【ことわざ】
負うた子を三年探す
【読み方】
おうたこをさんねんさがす
【意味】
手近にある物に気づかず、長い間あちこちを探し回ることのたとえ。


【英語】
・be right under one’s nose(目の前にあるのに気づかない)
【類義語】
・負うた子を人に尋ねる(おうたこをひとにたずねる)
・背中の子を七日尋ねる(せなかのこをなのかたずねる)
・牛に乗りて牛を求む(うしにのりてうしをもとむ)
「負うた子を三年探す」の語源・由来
「負うた子を三年探す」は、背中に負ぶっている子どもを忘れ、その子がどこへ行ったのかと長い間探し回る、というこっけいな情景から生まれたことわざです。探しているものが、実は自分のすぐ近くにあるという点に、このことわざの意味の芯があります。
「負う」は、背中に載せる、背負うという意味をもつ言葉です。このことわざの「負うた子」は、背中に背負った子どもを指します。
背中の子どもは、探している本人にとって最も近いところにいます。それなのに、本人は足もとや遠くばかりを見て、背中の存在に気づかないというところに、身近なものほど見落としやすいという教えが込められています。
「三年」は、実際に三年間という期間だけを表すのではありません。いつまでも気づかず、長い時間むだに探し続けることを強めて言うための表現です。
このことわざには、「負うた子を人に尋ねる」「背中の子を七日尋ねる」という、同じ発想の言い方もあります。どちらも、すぐそばにあるものを見落として、よそに答えを求めるおかしさを表しています。
近代のことわざ論でも、「負うた子を人に尋ねる」という形が、むだな骨折りや気づきの悪さを表すことわざの一つとして取り上げられています。柳田国男の『定本柳田国男集 第21巻』(1970年・筑摩書房、柳田国男著)には、「なぞとことわざ」が収められています。
「負うた子を人に尋ねる」は、自分の背中にいる子どもを、わざわざ他人に知らないかと尋ねる形です。「負うた子を三年探す」は、それをさらに長い時間探し回る形にして、見落としの愚かさをいっそう強く表しています。
類義の「牛に乗りて牛を求む」も、牛に乗っていながら牛を探すという、同じ種類のたとえです。どちらも、求めるものが手元にあるのに、外へ外へと探しに行くむだを戒めています。
このことわざは、物を探す場面だけに限られません。答え、手がかり、助けてくれる人、解決の方法などが身近にあるのに気づかないときにも使われます。
現在の使い方では、相手を強く責めるよりも、「まず身近なところをよく見よう」という反省や注意として用いると自然です。遠くを探す前に、手元、足もと、自分の周りをよく確かめる大切さを伝えることわざです。
「負うた子を三年探す」の使い方




「負うた子を三年探す」の例文
- 消しゴムを机の上に置いたまま教室中を探していて、負うた子を三年探すようなことになった。
- 必要な資料はメールに添付されていたのに、別のフォルダーばかり探していたのは負うた子を三年探すだった。
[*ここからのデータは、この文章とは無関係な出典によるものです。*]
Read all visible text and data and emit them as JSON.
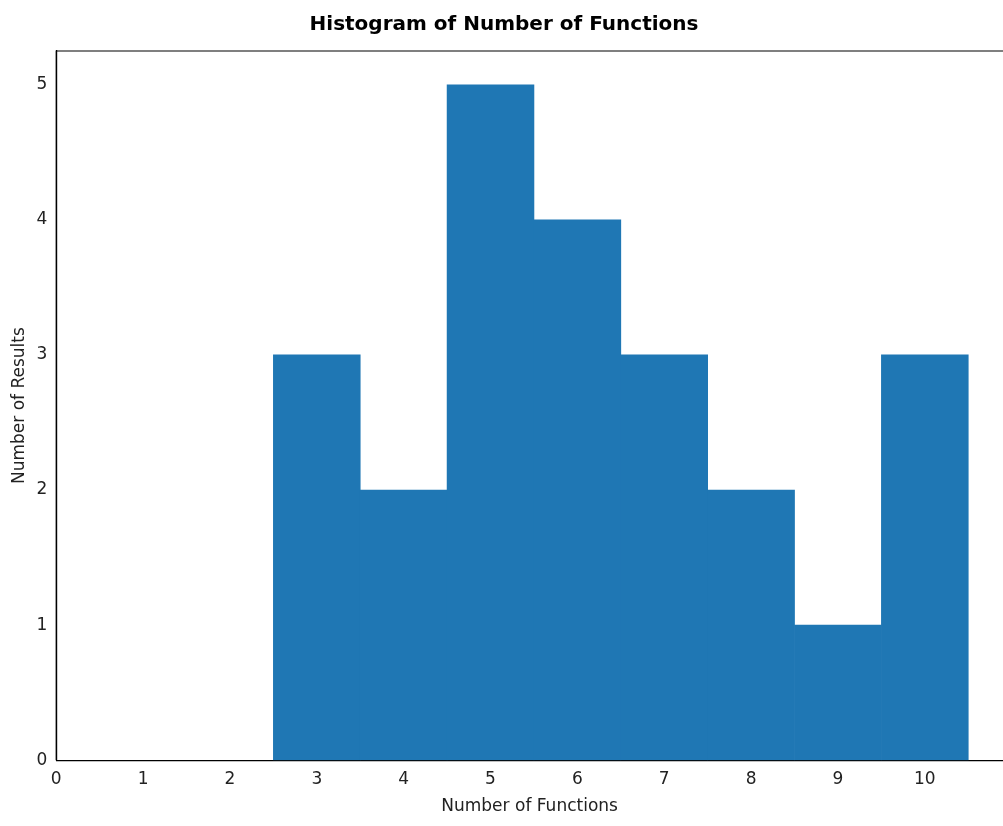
{
  "chart_data": {
    "type": "histogram",
    "title": "Histogram of Number of Functions",
    "xlabel": "Number of Functions",
    "ylabel": "Number of Results",
    "bins": [
      2.5,
      3.5,
      4.5,
      5.5,
      6.5,
      7.5,
      8.5,
      9.5,
      10.5
    ],
    "values": [
      3,
      2,
      5,
      4,
      3,
      2,
      1,
      3
    ],
    "color": "#1f77b4",
    "xlim": [
      0,
      10.9
    ],
    "xticks": [
      0,
      1,
      2,
      3,
      4,
      5,
      6,
      7,
      8,
      9,
      10
    ],
    "ylim": [
      0,
      5.25
    ],
    "yticks": [
      0,
      1,
      2,
      3,
      4,
      5
    ],
    "grid": false,
    "legend": false
  }
}
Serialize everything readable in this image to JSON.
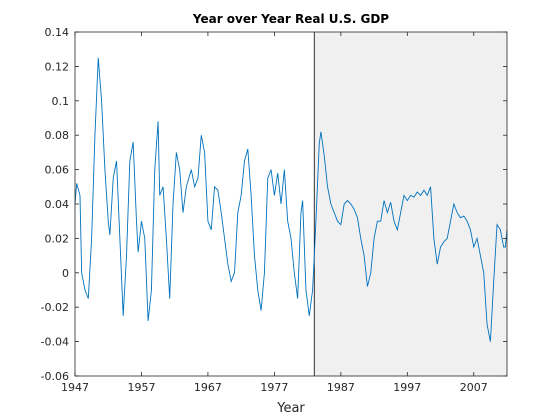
{
  "chart_data": {
    "type": "line",
    "title": "Year over Year Real U.S. GDP",
    "xlabel": "Year",
    "x": [
      1947,
      1947.25,
      1947.75,
      1948,
      1948.5,
      1949,
      1949.5,
      1950,
      1950.5,
      1951,
      1951.5,
      1952,
      1952.25,
      1952.75,
      1953.25,
      1953.75,
      1954.25,
      1954.75,
      1955.25,
      1955.75,
      1956.25,
      1956.5,
      1957,
      1957.5,
      1958,
      1958.5,
      1959,
      1959.5,
      1959.75,
      1960.25,
      1960.75,
      1961.25,
      1961.75,
      1962.25,
      1962.75,
      1963.25,
      1963.75,
      1964.5,
      1965,
      1965.5,
      1966,
      1966.5,
      1967,
      1967.5,
      1968,
      1968.5,
      1969,
      1969.5,
      1970,
      1970.5,
      1971,
      1971.5,
      1972,
      1972.5,
      1973,
      1973.5,
      1974,
      1974.5,
      1975,
      1975.5,
      1976,
      1976.5,
      1977,
      1977.5,
      1978,
      1978.5,
      1979,
      1979.5,
      1980,
      1980.5,
      1981,
      1981.25,
      1981.75,
      1982.25,
      1982.75,
      1983.25,
      1983.75,
      1984,
      1984.5,
      1985,
      1985.5,
      1986,
      1986.5,
      1987,
      1987.5,
      1988,
      1988.5,
      1989,
      1989.5,
      1990,
      1990.5,
      1991,
      1991.5,
      1992,
      1992.5,
      1993,
      1993.5,
      1994,
      1994.5,
      1995,
      1995.5,
      1996,
      1996.5,
      1997,
      1997.5,
      1998,
      1998.5,
      1999,
      1999.5,
      2000,
      2000.5,
      2001,
      2001.5,
      2002,
      2002.5,
      2003,
      2003.5,
      2004,
      2004.5,
      2005,
      2005.5,
      2006,
      2006.5,
      2007,
      2007.5,
      2008,
      2008.5,
      2009,
      2009.5,
      2010,
      2010.5,
      2011,
      2011.5,
      2011.75,
      2012
    ],
    "series": [
      {
        "color": "#0072bd",
        "values": [
          0.04,
          0.052,
          0.045,
          0.0,
          -0.01,
          -0.015,
          0.02,
          0.08,
          0.125,
          0.1,
          0.06,
          0.03,
          0.022,
          0.055,
          0.065,
          0.02,
          -0.025,
          0.01,
          0.065,
          0.076,
          0.03,
          0.012,
          0.03,
          0.02,
          -0.028,
          -0.01,
          0.06,
          0.088,
          0.045,
          0.05,
          0.02,
          -0.015,
          0.04,
          0.07,
          0.06,
          0.035,
          0.05,
          0.06,
          0.05,
          0.055,
          0.08,
          0.07,
          0.03,
          0.025,
          0.05,
          0.048,
          0.035,
          0.02,
          0.005,
          -0.005,
          0.0,
          0.035,
          0.045,
          0.065,
          0.072,
          0.045,
          0.01,
          -0.01,
          -0.022,
          0.0,
          0.055,
          0.06,
          0.045,
          0.058,
          0.04,
          0.06,
          0.03,
          0.02,
          0.0,
          -0.015,
          0.035,
          0.042,
          -0.01,
          -0.025,
          -0.01,
          0.03,
          0.075,
          0.082,
          0.068,
          0.05,
          0.04,
          0.035,
          0.03,
          0.028,
          0.04,
          0.042,
          0.04,
          0.037,
          0.032,
          0.02,
          0.01,
          -0.008,
          0.0,
          0.02,
          0.03,
          0.03,
          0.042,
          0.035,
          0.041,
          0.03,
          0.025,
          0.035,
          0.045,
          0.042,
          0.045,
          0.044,
          0.047,
          0.045,
          0.048,
          0.045,
          0.05,
          0.02,
          0.005,
          0.015,
          0.018,
          0.02,
          0.03,
          0.04,
          0.035,
          0.032,
          0.033,
          0.03,
          0.025,
          0.015,
          0.02,
          0.01,
          0.0,
          -0.03,
          -0.04,
          -0.005,
          0.028,
          0.025,
          0.015,
          0.015,
          0.025
        ]
      }
    ],
    "xlim": [
      1947,
      2012
    ],
    "xticks": [
      1947,
      1957,
      1967,
      1977,
      1987,
      1997,
      2007
    ],
    "ylim": [
      -0.06,
      0.14
    ],
    "yticks": [
      -0.06,
      -0.04,
      -0.02,
      0,
      0.02,
      0.04,
      0.06,
      0.08,
      0.1,
      0.12,
      0.14
    ],
    "shade_start": 1983,
    "shade_color": "#f0f0f0"
  }
}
- 祖母は眼鏡を頭にのせたまま、負うた子を三年探すように家中を探し回った。
- 解決の手がかりは最初の記録に書いてあり、会議で遠回りしたのは負うた子を三年探すに近かった。
- 友人に聞く前に自分のかばんを確かめれば、負うた子を三年探すことにはならなかった。
- 負うた子を三年探すというように、答えは案外、自分のすぐ近くにあるものだ。
主な参考文献
・現代言語研究会著『日本語を使いさばく 故事ことわざの辞典』あすとろ出版、2007年。
・日本国語大辞典第二版編集委員会・小学館国語辞典編集部編『日本国語大辞典 第二版』小学館、2000〜2002年。
・公益財団法人日本漢字能力検定協会編『漢検 漢字辞典 第二版』日本漢字能力検定協会、2014年。
・柳田国男『定本柳田国男集 第21巻』筑摩書房、1970年。
・Merriam-Webster, Merriam-Webster.com Dictionary, “(right) under someone’s nose.”